Visited with Cunningcorgi.

*History*

The mine was developed on two veins possibly associated with the Hafan fault. Recorded working at the mine is very late in relationship to other mines in mid-Wales. And was being worked on a number of occasions from 1882 to 1916, producing 1240 tons of lead ore and 99 tons of zinc ore.
The primary interest with this mine is the two cages reached via 2 SRT pitches.

1 The dressing floors





2 Stope





3 Ladder to deep adit





4 Looking down





5 Top of shaft





6 Looking into shaft





7 workings





8





9 Looked like a false floor under the water here





All in all a nice mine, so as I have mastered SRT ill be back to get down to the cages.


----------



## Captain-Slow (Apr 23, 2012)

Jesus Christ!

That is all. I am now going to pick my chin up off the floor


----------



## twominted (Apr 23, 2012)

The stope in no. 2 - chunk, chink. chunk. chunk !


----------



## borntobemild (Apr 23, 2012)

stunning photos!


----------



## kellisurbex (Apr 23, 2012)

Wow amazing find!


----------



## gingrove (Apr 24, 2012)

Fantastic pictures. Love the ligting and texture of number 4 ! thanks for posting.


----------



## oldscrote (Apr 24, 2012)

Brilliant, love number 4 especially,the worn smooth end grain of the wood polished by the passing of countless men over the years.


----------



## night crawler (Apr 24, 2012)

Awesome and great photo's of the place, is that water in photo 6.


----------



## The Archivist (Apr 24, 2012)

Stunning pics, thanks for posting.
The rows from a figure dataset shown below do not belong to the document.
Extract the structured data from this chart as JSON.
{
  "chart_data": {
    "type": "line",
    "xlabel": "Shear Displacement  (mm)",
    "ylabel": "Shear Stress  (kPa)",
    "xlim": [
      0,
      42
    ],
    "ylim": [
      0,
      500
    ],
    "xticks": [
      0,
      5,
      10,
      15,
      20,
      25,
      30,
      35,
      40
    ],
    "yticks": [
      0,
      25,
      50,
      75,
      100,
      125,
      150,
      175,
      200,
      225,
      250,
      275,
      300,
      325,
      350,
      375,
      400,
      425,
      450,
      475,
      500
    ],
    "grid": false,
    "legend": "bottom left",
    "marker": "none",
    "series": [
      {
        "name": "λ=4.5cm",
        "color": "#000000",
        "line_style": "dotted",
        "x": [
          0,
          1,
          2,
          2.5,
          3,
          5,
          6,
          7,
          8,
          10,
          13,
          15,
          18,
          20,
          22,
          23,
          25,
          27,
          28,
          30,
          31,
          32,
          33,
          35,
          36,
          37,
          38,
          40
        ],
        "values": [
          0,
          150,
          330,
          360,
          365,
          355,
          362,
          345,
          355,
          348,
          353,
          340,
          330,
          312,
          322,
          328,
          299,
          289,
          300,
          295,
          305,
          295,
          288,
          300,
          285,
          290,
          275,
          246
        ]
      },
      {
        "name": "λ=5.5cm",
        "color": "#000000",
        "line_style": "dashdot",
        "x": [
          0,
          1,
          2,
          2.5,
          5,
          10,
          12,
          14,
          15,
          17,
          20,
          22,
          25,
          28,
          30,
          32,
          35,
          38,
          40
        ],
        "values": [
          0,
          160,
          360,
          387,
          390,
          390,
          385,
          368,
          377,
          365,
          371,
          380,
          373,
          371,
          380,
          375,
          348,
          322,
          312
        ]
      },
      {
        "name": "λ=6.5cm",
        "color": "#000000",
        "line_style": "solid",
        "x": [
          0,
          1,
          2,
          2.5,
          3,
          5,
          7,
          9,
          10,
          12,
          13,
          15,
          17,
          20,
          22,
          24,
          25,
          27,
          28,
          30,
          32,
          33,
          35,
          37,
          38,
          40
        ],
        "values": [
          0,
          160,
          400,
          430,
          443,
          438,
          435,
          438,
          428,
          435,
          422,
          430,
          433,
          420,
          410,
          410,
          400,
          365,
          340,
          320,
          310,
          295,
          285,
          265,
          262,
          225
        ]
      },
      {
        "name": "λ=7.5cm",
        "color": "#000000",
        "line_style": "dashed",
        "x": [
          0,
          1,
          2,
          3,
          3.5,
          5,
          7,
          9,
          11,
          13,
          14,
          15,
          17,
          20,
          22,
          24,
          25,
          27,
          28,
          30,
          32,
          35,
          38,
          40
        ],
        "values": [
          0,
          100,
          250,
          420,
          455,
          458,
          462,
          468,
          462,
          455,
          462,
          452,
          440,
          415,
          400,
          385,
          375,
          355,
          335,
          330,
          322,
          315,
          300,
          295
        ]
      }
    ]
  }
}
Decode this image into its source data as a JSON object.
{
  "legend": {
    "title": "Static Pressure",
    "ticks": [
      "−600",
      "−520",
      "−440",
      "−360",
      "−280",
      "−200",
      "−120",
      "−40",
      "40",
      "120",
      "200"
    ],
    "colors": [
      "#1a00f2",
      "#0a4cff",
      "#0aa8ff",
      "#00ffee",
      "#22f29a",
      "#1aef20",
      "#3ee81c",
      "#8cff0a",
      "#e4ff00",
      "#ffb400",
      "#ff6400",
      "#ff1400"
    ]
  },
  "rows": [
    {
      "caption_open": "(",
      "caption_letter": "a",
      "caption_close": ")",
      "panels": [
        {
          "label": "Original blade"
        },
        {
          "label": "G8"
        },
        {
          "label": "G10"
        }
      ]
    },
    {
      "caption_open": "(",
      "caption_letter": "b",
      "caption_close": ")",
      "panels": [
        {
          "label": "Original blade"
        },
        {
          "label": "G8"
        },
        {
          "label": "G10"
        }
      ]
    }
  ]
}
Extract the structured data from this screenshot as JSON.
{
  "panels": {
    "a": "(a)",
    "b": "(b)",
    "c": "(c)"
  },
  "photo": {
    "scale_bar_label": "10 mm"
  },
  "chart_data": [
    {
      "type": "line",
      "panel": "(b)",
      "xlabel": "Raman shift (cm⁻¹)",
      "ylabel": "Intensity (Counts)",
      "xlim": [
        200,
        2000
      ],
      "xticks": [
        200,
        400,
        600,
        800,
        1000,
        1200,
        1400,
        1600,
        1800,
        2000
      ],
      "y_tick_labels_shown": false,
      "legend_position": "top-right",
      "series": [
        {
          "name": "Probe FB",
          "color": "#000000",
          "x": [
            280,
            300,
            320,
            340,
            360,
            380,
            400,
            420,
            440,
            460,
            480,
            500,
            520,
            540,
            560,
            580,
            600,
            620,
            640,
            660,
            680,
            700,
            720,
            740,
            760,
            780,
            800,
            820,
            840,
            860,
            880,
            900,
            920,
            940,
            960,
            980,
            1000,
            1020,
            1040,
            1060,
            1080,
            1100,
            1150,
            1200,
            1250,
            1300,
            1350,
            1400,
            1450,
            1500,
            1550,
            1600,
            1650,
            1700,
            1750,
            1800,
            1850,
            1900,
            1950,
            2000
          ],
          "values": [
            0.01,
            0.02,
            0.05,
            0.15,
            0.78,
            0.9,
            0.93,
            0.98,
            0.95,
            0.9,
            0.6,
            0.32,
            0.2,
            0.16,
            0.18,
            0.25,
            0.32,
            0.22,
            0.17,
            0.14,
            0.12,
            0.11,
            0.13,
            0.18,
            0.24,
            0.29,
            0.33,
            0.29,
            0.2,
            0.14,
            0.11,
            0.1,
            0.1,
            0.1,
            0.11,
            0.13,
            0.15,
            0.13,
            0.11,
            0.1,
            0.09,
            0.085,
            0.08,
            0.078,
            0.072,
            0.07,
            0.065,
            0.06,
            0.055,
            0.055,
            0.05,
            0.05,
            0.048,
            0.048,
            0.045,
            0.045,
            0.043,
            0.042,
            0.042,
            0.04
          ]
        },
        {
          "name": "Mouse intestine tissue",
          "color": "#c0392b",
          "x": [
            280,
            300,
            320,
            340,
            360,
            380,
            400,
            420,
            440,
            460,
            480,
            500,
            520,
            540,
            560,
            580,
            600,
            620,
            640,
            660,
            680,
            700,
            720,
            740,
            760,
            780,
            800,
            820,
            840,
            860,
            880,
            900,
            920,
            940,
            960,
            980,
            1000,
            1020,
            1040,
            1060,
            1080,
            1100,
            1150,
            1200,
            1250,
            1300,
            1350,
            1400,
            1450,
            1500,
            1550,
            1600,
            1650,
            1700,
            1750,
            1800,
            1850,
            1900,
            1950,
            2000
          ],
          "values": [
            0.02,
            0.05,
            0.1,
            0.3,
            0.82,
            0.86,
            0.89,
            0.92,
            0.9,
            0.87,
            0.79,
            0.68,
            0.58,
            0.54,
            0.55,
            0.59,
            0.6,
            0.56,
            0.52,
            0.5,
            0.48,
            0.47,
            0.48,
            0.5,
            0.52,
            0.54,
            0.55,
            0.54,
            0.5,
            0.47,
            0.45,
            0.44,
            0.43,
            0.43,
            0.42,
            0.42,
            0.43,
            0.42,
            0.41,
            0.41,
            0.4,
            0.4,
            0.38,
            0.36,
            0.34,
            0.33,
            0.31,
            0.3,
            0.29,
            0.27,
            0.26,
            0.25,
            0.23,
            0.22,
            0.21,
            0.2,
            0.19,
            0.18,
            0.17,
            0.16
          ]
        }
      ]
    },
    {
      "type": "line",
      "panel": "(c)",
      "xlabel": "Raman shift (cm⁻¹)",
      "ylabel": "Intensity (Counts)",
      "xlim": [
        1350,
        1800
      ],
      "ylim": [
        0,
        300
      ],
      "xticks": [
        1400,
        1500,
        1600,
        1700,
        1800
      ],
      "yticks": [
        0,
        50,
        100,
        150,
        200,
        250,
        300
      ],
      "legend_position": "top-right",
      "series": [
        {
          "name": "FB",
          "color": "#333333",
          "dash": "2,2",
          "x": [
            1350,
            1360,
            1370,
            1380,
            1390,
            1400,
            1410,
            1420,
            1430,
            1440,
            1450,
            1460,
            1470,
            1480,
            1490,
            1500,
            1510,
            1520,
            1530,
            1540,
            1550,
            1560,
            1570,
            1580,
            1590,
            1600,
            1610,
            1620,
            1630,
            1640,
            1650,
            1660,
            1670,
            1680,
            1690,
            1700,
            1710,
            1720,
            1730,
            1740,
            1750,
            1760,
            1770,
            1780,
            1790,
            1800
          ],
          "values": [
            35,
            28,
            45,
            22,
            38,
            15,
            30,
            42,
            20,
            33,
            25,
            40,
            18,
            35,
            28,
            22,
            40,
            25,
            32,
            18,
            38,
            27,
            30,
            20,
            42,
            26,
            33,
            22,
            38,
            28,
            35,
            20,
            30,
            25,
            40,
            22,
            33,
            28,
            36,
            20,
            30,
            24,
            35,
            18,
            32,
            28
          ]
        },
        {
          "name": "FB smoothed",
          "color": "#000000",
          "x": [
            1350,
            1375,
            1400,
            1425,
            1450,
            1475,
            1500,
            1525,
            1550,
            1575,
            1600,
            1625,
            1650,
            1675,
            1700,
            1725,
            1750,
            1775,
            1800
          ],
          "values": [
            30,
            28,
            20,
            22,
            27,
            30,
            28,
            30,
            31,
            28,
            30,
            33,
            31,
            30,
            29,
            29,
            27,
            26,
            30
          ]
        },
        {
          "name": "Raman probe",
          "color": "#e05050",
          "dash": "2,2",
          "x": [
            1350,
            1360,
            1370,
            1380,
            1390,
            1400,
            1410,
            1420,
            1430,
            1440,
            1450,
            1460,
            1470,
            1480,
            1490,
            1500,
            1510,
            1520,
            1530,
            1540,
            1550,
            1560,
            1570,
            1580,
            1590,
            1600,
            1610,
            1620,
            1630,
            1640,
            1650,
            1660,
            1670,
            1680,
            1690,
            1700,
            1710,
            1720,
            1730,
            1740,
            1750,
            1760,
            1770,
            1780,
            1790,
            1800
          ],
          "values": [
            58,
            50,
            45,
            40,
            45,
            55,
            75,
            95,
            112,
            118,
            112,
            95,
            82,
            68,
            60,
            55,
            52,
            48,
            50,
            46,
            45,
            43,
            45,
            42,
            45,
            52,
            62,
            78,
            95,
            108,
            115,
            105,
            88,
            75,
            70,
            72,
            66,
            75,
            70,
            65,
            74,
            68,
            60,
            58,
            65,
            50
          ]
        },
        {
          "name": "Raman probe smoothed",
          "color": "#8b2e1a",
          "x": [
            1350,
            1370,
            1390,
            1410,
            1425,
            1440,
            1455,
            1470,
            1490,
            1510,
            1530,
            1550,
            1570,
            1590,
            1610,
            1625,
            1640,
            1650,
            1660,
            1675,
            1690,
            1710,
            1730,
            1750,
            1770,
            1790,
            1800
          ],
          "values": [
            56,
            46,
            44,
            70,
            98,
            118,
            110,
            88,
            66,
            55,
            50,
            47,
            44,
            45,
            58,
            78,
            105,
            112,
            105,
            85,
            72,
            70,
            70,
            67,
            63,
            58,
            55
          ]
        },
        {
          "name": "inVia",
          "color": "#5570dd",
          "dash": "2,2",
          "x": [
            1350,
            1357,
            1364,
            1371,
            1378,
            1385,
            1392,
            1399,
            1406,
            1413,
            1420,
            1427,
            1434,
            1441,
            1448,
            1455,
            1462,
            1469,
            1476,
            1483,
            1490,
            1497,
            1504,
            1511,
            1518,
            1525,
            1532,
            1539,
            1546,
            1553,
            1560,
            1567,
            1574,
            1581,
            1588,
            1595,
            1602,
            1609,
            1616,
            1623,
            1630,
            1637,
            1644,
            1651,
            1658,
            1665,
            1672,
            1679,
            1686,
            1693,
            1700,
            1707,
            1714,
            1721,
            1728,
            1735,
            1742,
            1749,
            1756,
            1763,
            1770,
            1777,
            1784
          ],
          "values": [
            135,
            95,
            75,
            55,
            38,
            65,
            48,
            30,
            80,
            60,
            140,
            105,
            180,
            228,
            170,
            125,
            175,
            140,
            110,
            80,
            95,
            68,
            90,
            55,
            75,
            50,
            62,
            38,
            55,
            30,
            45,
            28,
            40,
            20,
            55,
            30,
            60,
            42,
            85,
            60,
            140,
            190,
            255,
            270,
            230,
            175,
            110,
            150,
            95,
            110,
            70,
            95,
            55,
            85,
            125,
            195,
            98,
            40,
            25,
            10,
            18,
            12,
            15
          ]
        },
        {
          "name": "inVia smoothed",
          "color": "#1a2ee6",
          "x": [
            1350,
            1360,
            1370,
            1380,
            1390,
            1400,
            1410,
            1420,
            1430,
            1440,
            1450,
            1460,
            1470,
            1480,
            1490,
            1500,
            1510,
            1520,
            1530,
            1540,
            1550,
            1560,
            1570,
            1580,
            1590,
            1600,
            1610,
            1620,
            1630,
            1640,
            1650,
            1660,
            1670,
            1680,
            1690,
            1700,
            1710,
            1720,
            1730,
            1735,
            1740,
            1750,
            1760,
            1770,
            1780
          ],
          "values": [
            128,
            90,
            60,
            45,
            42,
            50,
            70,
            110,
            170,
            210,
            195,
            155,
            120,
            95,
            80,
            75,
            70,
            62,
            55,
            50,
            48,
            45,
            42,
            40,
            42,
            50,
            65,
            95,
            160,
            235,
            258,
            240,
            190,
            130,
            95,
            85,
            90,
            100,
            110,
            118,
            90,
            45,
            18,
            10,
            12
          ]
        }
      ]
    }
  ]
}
I explored the surface buildings in 2010 but didn't venture into the adit, being alone and unequipped at the time. As an unrelated aside, that's my car at the bottom:






If you look about 100 yards further along the valley side you can see the trackbed of the short-lived Plynlimon and Hafan Tramway which carried the ore to Llandre near Borth in the late 1890s.


----------



## flyboys90 (Apr 24, 2012)

Amazing workings,great photos,thanks for sharing.


----------



## King Al (Apr 25, 2012)

Bloody awesome Walsh! :yes:


----------